In molti riconoscono in ciò che fanno i riders un tipo di lavoro subordinato. Prima non esisteva, e in molti casi, continua a non esistere alcun tipo di tutela: nessuna assicurazione, malattia, riposi nè ferie. Una precarietà devastante, insomma, senza protezioni in materia di sicurezza e tutela della salute, nessuna o scarsa garanzia sul piano previdenziale. Questo tipo di gestione attraverso le piattaforme digitali regolate da algoritmi non fanno altro che aggravare la condizione di assoluta arbitrarietà della prestazione e di completa dipendenza del lavoratore da un datore di lavoro, per di più impersonale e di fatto inesistente anche in termini fisici.

Gli effetti sulla salute fisica e psicologica del lavoratore sono stati raccontati dagli stessi riders e raccolte dai magistrati (come quelli di Milano), che hanno iniziato a indagare sui numerosi risvolti illegali e irregolari della gestione di questo lavoro. La volontà è quindi quella di riconoscere la natura di lavoro dipendente all’attività svolta dai riders e di definire regole contrattuali collettive per questi lavoratori, proprio come qualsiasi altro rapporto di prestazione subordinata.

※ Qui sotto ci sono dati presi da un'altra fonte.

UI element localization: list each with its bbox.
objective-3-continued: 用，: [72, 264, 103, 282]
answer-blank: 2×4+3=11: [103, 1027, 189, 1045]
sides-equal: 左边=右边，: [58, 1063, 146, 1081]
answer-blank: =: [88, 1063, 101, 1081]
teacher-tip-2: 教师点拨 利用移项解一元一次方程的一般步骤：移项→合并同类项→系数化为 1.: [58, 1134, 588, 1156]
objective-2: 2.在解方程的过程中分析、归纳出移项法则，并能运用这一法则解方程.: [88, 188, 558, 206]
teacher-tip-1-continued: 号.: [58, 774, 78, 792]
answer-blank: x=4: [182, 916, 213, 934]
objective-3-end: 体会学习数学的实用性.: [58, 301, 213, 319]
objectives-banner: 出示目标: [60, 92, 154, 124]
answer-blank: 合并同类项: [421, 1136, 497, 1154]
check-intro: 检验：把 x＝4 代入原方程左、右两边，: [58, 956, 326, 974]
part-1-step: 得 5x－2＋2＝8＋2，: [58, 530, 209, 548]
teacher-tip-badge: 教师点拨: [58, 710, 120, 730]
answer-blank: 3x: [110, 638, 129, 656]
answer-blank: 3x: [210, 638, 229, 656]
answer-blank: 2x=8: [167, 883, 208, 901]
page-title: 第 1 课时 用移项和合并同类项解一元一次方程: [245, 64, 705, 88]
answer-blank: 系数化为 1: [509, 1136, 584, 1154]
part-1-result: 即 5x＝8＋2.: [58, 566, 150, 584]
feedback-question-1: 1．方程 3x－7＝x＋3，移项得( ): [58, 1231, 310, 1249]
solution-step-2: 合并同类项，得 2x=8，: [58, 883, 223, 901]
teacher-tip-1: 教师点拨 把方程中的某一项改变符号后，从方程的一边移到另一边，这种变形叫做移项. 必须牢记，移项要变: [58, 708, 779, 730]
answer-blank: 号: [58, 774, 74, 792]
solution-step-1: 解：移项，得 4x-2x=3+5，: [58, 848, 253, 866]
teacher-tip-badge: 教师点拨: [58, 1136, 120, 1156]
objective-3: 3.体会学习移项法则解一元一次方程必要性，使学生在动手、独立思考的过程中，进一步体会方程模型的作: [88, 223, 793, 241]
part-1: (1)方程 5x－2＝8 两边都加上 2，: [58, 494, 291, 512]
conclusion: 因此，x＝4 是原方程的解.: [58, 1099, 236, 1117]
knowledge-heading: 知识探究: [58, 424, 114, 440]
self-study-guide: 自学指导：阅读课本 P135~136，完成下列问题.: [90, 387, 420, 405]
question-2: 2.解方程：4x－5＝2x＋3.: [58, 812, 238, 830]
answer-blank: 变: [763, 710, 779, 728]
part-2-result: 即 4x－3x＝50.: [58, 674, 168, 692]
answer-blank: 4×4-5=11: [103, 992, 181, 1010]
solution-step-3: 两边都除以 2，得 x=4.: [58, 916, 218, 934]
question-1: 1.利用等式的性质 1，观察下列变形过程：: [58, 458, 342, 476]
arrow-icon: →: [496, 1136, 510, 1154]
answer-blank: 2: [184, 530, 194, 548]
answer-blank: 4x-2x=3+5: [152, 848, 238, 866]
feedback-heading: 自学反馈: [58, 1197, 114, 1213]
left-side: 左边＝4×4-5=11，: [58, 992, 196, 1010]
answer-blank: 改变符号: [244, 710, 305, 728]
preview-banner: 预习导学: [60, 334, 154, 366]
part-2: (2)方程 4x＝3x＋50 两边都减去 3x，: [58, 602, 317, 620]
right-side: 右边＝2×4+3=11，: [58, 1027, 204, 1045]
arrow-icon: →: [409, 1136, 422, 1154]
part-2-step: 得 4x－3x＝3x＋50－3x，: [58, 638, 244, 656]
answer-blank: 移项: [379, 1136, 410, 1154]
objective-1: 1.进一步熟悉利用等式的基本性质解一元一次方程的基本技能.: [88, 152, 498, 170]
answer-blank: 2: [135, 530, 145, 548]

Di recente, infatti, le quattro piattaforme di food delivery (Glovo-Foodinho, Just Eat, Uber Eats e Deliveroo) finite al centro dell'inchiesta della procura di Milano, hanno già fatto o si preparano fare ricorso contro i verbali amministrativi dell’Ispettorato del lavoro che imponevano la regolarizzazione di 60mila ciclo-fattorini, da lavoratori autonomi a “coordinati continuativi”, con tutte le garanzie dei subordinati. Anche per quanto riguarda le contestazioni sui reati contravvenzionali per violazioni su sicurezza e salute dei rider, indagati dalla Procura, si prevede una battaglia legale: se le aziende, infatti, non pagheranno entro 90 giorni le ammende, pari a 733 milioni di euro, si procederà per vie legali.

L'esempio della Spagna e il 'No Delivery Day'

In Spagna ci sono stati passi davvero importanti su questo fronte: i riders sono stati riconosciuti, per la prima volta in Europa, come lavoratori dipendenti grazie all'accordo raggiunto tra sindacati e piattaforme. Anche la Germania potrebbe presto seguire lo stesso esempio.

E in Italia? Innanzitutto, occorre che ci sia la convinzione che il contratto collettivo di lavoro di riferimento non possa che essere quello dei pubblici esercizi e della ristorazione. L’attività del food delivery si delinea proprio come appartenente alla filiera delle imprese che applicano questo tipo di contratto o, comunque, un’estensione esterna di quelle iniziative economiche realizzate con altri operatori.

Intanto in Italia, ci si prepara per il "No delivery day", lo sciopero dei riders indetto per il prossimo 26 marzo. La protesta, indetta dalla rete "Rider x i Diritti", è volta, per l'appunto, a richiedere l'applicazione di un contratto collettivo nazionale di settore, nello specifico trasporti, logistica o commercio, oltre che, naturalmente, a maggiori tutele e diritti.